OBJECTIVES: Fragile X syndrome (FXS) is caused by expansion of the number of cytosine-guanine-guanine (CGG) repeats in the regulatory region of the gene fragile X mental retardation 1 (FMR1). The molecular diagnoses of FXS can be performed using two tests based on two different techniques, namely polymerase chain reaction (PCR) and Southern blotting (SB). However, both of these techniques have limitations. The purpose of this study was to evaluate the performance of the commercial FragilEase™ PCR kit for FXS diagnosis comparing to other laboratory methods. DESIGN: and methods: This study had a retrospective design.

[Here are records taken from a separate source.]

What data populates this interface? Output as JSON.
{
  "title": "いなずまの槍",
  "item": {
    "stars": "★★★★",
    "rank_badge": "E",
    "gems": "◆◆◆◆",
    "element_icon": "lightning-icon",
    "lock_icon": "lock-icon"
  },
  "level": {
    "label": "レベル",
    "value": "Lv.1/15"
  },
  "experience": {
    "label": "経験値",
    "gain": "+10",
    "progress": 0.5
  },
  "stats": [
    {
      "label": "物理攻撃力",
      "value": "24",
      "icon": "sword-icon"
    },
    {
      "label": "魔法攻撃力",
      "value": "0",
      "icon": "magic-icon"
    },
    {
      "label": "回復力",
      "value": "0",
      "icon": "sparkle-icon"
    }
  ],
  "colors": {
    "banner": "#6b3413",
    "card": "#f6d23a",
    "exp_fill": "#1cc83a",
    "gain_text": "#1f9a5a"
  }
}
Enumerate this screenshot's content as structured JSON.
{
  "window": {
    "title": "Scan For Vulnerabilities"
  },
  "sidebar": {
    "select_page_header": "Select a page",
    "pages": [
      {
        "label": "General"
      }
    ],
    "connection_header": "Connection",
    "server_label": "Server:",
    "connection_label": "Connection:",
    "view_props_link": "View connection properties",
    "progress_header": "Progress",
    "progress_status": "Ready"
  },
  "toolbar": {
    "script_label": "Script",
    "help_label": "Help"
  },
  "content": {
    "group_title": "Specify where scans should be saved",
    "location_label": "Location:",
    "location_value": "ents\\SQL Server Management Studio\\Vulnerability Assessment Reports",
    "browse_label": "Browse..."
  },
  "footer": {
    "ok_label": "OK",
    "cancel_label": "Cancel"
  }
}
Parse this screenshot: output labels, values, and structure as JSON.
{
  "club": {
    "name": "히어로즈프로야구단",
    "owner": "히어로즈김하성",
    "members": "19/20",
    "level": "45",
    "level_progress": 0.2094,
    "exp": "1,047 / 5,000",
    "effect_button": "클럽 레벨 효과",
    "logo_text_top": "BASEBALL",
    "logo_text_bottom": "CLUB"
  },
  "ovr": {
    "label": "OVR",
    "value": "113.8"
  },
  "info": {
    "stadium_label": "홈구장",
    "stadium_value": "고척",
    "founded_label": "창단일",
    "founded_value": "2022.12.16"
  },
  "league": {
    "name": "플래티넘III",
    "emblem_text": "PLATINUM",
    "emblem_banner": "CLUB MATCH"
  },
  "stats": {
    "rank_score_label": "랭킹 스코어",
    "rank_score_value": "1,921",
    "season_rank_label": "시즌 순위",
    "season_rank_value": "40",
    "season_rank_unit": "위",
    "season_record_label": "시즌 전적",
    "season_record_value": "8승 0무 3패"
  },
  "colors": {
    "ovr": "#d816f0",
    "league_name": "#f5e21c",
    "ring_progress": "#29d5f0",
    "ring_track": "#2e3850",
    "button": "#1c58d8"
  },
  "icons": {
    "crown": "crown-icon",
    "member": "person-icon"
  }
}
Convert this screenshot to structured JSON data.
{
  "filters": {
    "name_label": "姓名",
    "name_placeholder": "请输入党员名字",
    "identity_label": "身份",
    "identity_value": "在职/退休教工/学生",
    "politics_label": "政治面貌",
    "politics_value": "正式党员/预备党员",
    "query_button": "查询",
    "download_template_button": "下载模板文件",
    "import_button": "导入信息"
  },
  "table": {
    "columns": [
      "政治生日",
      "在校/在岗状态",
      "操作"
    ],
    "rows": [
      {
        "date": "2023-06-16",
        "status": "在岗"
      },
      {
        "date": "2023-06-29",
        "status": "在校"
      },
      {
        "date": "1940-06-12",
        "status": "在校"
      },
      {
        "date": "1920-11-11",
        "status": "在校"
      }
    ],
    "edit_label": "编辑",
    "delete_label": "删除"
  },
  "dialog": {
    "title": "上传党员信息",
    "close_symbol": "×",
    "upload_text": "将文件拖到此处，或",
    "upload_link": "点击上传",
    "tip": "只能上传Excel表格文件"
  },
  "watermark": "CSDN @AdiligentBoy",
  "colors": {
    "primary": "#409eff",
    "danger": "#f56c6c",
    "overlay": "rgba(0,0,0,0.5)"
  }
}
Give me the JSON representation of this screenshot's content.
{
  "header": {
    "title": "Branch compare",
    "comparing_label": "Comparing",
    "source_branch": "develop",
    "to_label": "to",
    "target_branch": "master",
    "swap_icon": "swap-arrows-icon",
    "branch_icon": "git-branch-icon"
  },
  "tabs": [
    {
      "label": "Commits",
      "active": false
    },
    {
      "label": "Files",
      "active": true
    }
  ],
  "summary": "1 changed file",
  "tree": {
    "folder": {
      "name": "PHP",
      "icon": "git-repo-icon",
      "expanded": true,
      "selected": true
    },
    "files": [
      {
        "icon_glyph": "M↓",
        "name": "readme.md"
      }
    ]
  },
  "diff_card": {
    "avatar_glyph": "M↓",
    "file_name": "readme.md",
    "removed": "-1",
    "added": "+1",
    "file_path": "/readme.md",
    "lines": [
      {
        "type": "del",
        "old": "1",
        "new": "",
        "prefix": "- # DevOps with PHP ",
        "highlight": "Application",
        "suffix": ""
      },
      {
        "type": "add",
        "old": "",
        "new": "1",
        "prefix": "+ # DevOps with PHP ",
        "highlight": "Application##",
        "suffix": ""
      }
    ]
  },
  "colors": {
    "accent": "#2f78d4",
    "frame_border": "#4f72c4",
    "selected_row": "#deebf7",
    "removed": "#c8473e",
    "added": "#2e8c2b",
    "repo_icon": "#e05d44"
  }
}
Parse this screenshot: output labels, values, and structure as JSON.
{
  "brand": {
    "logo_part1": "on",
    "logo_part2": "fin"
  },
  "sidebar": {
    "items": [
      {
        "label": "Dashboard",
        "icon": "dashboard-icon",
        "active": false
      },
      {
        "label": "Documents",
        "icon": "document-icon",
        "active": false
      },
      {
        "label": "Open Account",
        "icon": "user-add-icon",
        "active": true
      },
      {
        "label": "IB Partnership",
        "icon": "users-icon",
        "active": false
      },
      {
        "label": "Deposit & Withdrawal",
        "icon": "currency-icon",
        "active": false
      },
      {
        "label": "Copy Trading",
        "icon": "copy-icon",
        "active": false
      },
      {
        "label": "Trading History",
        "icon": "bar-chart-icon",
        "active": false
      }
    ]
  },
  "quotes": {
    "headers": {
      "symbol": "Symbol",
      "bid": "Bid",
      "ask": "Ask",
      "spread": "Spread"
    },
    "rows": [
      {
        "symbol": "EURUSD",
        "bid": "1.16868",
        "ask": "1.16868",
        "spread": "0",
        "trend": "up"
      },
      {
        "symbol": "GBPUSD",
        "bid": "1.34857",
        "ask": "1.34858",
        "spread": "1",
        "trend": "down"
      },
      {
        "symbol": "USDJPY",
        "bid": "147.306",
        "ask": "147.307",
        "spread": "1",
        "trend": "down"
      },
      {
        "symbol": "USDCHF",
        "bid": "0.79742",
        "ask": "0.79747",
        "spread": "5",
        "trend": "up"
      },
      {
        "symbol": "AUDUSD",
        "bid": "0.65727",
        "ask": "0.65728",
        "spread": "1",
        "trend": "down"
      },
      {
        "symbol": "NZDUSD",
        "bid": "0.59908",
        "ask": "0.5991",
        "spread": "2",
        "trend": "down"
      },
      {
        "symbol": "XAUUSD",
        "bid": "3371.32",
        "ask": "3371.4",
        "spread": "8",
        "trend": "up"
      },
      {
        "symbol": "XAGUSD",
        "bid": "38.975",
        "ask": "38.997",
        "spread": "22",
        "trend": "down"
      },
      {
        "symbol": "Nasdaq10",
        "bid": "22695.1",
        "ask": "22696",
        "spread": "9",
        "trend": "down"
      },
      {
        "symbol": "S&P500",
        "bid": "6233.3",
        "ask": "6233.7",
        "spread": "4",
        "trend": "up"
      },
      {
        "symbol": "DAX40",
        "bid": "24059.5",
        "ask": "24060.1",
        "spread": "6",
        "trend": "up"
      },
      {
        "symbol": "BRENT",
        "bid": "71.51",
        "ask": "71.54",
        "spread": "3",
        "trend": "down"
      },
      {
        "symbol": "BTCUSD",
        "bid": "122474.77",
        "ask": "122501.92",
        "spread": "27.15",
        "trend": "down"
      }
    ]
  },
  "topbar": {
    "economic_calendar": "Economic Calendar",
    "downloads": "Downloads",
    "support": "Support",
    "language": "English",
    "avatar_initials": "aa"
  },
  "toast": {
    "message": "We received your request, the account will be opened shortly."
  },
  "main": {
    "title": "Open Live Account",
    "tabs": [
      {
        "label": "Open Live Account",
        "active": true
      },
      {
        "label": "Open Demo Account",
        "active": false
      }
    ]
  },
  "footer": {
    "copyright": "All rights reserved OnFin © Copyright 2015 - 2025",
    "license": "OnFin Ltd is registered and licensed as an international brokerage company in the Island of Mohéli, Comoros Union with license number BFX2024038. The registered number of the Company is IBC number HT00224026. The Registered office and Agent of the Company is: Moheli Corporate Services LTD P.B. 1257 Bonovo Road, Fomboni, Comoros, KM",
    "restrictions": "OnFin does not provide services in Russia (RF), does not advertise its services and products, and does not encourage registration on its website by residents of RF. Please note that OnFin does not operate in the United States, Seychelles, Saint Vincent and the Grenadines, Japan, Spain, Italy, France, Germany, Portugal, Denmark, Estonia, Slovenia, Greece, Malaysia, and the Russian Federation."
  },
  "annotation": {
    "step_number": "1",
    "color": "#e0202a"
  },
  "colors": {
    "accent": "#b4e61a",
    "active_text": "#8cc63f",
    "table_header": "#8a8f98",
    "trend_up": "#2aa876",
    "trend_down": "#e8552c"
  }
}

We analyzed the performance of the FragilEase™ PCR kit using 90 DNA samples from patients with clinical suspicion of FXS or a family history of the syndrome using capillary electrophoresis and compared with the results obtained for the same samples using PCR, SB, and AmplideX FMR1 PCR. RESULTS: FragilEase™ PCR kit displayed high concordance with the results obtained using PCR, SB, and AmplideX FMR1 PCR regarding the detection of normal, intermediate/gray zone, premutation, and full mutation alleles, as well as female homozygosity and mosaicism. The replicate sizes found using the FragilEase™ PCR assay varied on average by two CGG repeats. CONCLUSION: FragilEase™ PCR, as well as other commercially available kits, efficiently detect FMR1 mutations and simplify the workflow in laboratories that performing FXS diagnoses.